We recognized and sanctioned this right in our opinion in the case of Riggs v. Tucker Duck Rubber Company, 196 Ark. 571, 119 S.W.2d 507, where we said: "The right of laborers to organize for the purpose of collective bargaining, or to improve the conditions under which they work, is unquestioned; and so also is their right to go on strike if these demands are not met, and, as a means of enforcing their demands, they have the right, among others, to peaceably picket."
In that case this court refused to modify the injunction of the lower court against all picketing, but gave as a reason for doing so that the lower court was not requested to modify the injunction so as to prohibit only picketing conducted in an unlawful manner.
In the case at bar appellants did just what this court said was not done in the Riggs case, supra. The record shows that appellants filed in the lower court a motion tasking for such a modification of the injunction as would permit peaceful picketing, and that the lower court denied this motion.
"In general, any injunction granted in an action involving a labor dispute should not be so broad as to include peaceful persuasion or peaceful picketing where such picketing is regarded as legal, unless such acts are being done in furtherance of a strike or combination for an unlawful purpose." 31 Am.Jur. 998.
While the evidence showed that one fist fight (in which neither participant was a member of appellant union) occurred, and that on several occasions opprobrious language was used during the picketing, no such state of continued violence as would show concert of unlawful action on the part of the strikers or as would negative the possibility of peaceful picketing was proved.
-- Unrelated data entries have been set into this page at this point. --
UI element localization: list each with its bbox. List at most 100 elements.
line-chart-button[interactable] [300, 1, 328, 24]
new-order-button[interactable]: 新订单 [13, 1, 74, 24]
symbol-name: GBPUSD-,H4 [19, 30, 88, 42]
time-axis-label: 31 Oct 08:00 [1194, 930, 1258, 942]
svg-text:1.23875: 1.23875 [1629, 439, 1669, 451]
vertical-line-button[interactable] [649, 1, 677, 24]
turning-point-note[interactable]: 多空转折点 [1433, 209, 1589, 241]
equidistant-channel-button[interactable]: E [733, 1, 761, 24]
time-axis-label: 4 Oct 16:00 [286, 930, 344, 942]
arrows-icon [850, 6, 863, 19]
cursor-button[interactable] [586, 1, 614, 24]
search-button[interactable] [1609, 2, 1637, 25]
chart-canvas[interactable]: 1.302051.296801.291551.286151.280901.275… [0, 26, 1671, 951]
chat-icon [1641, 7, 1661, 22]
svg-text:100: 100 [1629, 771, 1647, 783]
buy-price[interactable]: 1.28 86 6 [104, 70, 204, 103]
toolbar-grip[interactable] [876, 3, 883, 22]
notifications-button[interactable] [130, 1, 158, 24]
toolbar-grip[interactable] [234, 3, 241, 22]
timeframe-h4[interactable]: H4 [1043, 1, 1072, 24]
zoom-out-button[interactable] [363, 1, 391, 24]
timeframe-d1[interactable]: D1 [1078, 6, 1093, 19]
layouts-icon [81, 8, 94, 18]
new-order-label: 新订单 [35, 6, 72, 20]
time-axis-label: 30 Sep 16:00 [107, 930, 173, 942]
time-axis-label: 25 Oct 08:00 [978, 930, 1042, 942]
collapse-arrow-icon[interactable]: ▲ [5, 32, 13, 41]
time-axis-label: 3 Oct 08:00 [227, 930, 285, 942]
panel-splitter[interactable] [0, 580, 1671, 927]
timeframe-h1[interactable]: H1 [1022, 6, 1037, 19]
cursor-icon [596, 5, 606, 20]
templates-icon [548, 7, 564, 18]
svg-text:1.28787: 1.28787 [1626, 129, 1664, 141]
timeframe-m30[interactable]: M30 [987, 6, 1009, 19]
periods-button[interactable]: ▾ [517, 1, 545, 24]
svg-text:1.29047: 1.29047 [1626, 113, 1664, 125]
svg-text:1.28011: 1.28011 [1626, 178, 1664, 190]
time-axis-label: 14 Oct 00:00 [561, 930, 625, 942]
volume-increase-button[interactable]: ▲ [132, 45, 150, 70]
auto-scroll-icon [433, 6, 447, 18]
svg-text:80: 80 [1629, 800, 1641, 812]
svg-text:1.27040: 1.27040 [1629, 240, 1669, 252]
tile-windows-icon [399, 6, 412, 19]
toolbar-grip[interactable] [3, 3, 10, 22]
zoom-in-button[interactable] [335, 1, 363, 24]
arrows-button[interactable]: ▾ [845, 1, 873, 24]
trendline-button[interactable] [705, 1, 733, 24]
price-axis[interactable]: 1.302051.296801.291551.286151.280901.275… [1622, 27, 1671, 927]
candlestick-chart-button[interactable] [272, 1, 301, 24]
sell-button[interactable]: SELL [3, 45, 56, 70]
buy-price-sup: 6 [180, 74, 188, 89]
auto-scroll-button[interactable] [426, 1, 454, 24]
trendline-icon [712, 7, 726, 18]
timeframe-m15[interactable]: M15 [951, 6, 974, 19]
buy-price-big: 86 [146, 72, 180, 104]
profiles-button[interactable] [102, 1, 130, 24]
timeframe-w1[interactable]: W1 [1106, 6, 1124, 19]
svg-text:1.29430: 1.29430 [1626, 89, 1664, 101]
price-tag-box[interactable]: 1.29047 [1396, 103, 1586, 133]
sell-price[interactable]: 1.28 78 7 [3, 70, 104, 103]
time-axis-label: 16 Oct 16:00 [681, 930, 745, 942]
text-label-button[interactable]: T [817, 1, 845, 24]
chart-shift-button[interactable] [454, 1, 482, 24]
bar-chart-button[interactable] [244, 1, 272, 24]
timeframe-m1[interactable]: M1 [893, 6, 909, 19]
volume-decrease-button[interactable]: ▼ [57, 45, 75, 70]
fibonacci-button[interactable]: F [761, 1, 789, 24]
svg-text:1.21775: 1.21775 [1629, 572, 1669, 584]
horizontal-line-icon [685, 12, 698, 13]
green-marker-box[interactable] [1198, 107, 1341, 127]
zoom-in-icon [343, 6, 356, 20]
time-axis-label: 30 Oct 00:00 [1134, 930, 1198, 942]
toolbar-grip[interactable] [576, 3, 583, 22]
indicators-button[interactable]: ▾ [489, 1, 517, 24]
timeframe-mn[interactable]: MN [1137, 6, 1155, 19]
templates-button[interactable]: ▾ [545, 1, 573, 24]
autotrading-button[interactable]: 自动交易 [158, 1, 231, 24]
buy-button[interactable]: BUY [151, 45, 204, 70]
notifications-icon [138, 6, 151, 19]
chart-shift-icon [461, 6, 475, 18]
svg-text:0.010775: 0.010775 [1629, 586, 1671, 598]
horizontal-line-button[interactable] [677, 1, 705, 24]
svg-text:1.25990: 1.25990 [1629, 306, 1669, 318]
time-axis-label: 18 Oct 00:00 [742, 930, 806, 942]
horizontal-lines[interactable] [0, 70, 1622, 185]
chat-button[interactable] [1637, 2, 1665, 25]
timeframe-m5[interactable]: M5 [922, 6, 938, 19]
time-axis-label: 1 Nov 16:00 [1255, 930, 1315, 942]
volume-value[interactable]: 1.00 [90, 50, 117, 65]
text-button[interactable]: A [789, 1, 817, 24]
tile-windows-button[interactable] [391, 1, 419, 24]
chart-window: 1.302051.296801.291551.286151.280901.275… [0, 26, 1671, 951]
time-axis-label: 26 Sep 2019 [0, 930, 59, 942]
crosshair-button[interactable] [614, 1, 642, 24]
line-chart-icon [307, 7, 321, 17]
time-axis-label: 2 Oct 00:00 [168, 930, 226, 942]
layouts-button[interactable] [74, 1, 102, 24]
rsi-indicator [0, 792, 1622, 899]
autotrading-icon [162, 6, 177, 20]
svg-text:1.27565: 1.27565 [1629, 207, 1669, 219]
While an injunction may properly be granted against picketing where wrongful acts on the part of the strikers are "not episodic and isolated but of the very texture and *Page 362 process" of the picketing (Milk Wagon Drivers Union of Chicago v. Meadowmoor Dairies, Inc., 312 U.S. 287,85 L. Ed. 836, 61 S. Ct. 552, 132 A.L.R. 1200), the right to picket should not be taken away from appellants because of isolated incidents — especially when it was not proved that the striking waitresses were in any respect responsible for the lone act of violence shown. Cafeteria Union v. Angelos, 320 U.S. 293, 64 S. Ct. 126, 88 L. Ed. 58.
I am authorized to state that Mr. Justice MILLWEE concurs in the views above expressed.